Начальник станции присвистнул.
– Тут какая-то ошибка. Думаю, вам лучше расспросить девочку. Она сумеет все объяснить – язык у нее хорошо подвешен.
С этими словами он запер билетную кассу и поспешил домой к ужину, а несчастный Мэтью остался, и предстояло ему сделать то, что было для него хуже, чем войти в логово льва: подойти к незнакомой девочке и спросить у нее, почему она не мальчик. Мэтью внутренне застонал и медленно, шаркающей походкой направился к ней.
Она не отводила от него глаз с той самой минуты, как он прошел мимо нее. Сам Мэтью старался на нее не смотреть, но если бы взглянул, то увидел бы худенькую девочку лет одиннадцати, одетую в тесное, некрасивое желтое платье из жесткой ткани и выцветшую матросскую шляпу, из-под которой на спину ложились две толстые косы, рыжие, как огонь. Личико у нее было бледное, веснушчатое, с широким ртом и большими серо-зелеными глазами. Вряд ли Мэтью увидел бы что-либо еще, но тот, кто вгляделся бы повнимательнее, заметил бы, что подбородок у нее решительный, глаза полны живости, рот – красиво очерченный и выразительный, лоб – широкий и умный… Короче, более внимательный человек мог бы сделать вывод, что незаурядная душа обитает в теле этого бедного, заброшенного существа, которого робкий Мэтью так нелепо боялся.
Мэтью, однако, был избавлен от тяжкой необходимости заговорить первым: как только девочка поняла, что он направляется к ней, она встала, одной рукой подхватила свой потертый саквояж, а другую протянула ему и сказала звучным, приятным голосом:
– Вы мистер Мэтью Касберт? Очень рада вас видеть! Я уже начала бояться, что вы не приедете за мной, и пыталась вообразить все, что могло вас задержать. Я решила, что, если вы не приедете сегодня, я пройду по шпалам до той большой цветущей дикой вишни на повороте, влезу на нее и так проведу ночь. Было бы прелестно спать среди белых цветов и в лунном сиянии, правда? И я была уверена, что вы приедете за мной завтра утром, если не сможете приехать сегодня.

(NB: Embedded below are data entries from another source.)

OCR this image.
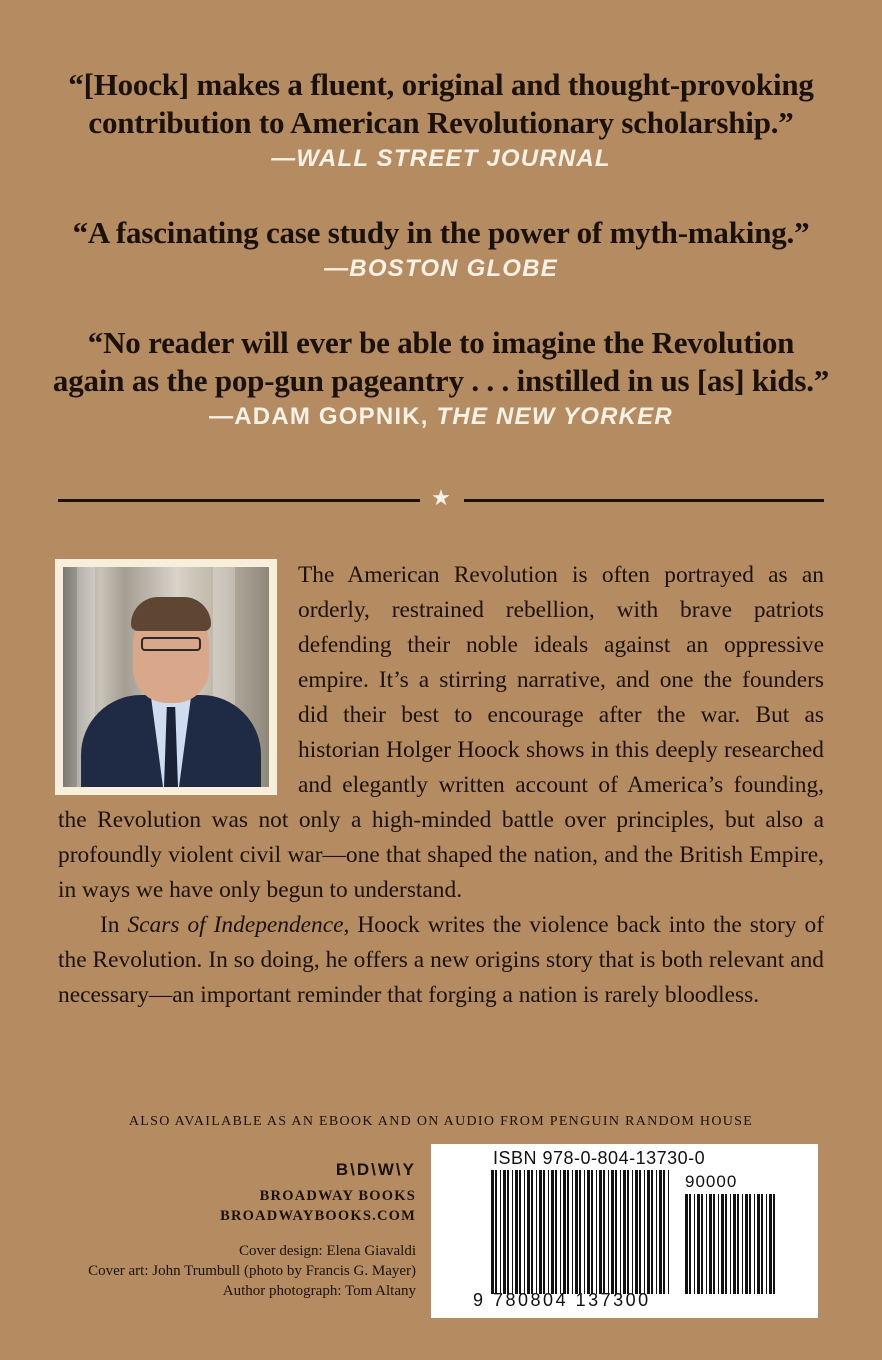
“[Hoock] makes a fluent, original and thought-provoking
contribution to American Revolutionary scholarship.”
—WALL STREET JOURNAL
“A fascinating case study in the power of myth-making.”
—BOSTON GLOBE
“No reader will ever be able to imagine the Revolution
again as the pop-gun pageantry . . . instilled in us [as] kids.”
—ADAM GOPNIK, THE NEW YORKER
★

The American Revolution is often portrayed as an orderly, restrained rebellion, with brave patriots defending their noble ideals against an oppressive empire. It’s a stirring narrative, and one the founders did their best to encourage after the war. But as historian Holger Hoock shows in this deeply researched and elegantly written account of America’s founding, the Revolution was not only a high-minded battle over principles, but also a profoundly violent civil war—one that shaped the nation, and the British Empire, in ways we have only begun to understand.

In Scars of Independence, Hoock writes the violence back into the story of the Revolution. In so doing, he offers a new origins story that is both relevant and necessary—an important reminder that forging a nation is rarely bloodless.

ALSO AVAILABLE AS AN EBOOK AND ON AUDIO FROM PENGUIN RANDOM HOUSE
B\D\W\Y
BROADWAY BOOKS
BROADWAYBOOKS.COM
Cover design: Elena Giavaldi
Cover art: John Trumbull (photo by Francis G. Mayer)
Author photograph: Tom Altany
ISBN 978-0-804-13730-0
90000
9 780804 137300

Мэтью неуклюже пожал ее маленькую руку и в ту же минуту решил, что делать. Он не может сказать этому ребенку с сияющими глазами, что произошла ошибка. Он возьмет ее домой и предоставит Марилле сделать это. В любом случае девочку нельзя оставить одну на станции.
– Извини, что я опоздал, – сказал он робко. – Пойдем. Лошадь там, возле изгороди. Давай мне твой саквояж.
– Нет-нет, я сама его понесу. В нем все мое земное имущество, но он совсем не тяжелый. Нам далеко ехать, да? Миссис Спенсер сказала – восемь миль. Я очень люблю ездить. Как это чудесно, что теперь я буду ваша! Я всегда была ничья. Но приют оказался хуже всего. Там так мало простора для воображения… разве что другие сироты. По ночам я часто не спала и воображала – например, что девочка на соседней кровати, на самом деле дочь какого-нибудь графа, украденная в младенчестве у родителей злой нянькой, которая умерла прежде, чем успела признаться в своем преступлении…
Тут спутница Мэтью умолкла, отчасти потому, что запыхалась, а отчасти потому, что в этот момент они остановились у кабриолета. Она не проронила ни слова, пока они отъезжали от станции и спускались с крутого холма. Дорога здесь так глубоко врезалась в мягкий грунт, что края ее, поросшие цветущими дикими сливами, поднимались над головами едущих.
Девочка протянула руку и отломила усыпанную цветами ветку, задевшую бок кабриолета.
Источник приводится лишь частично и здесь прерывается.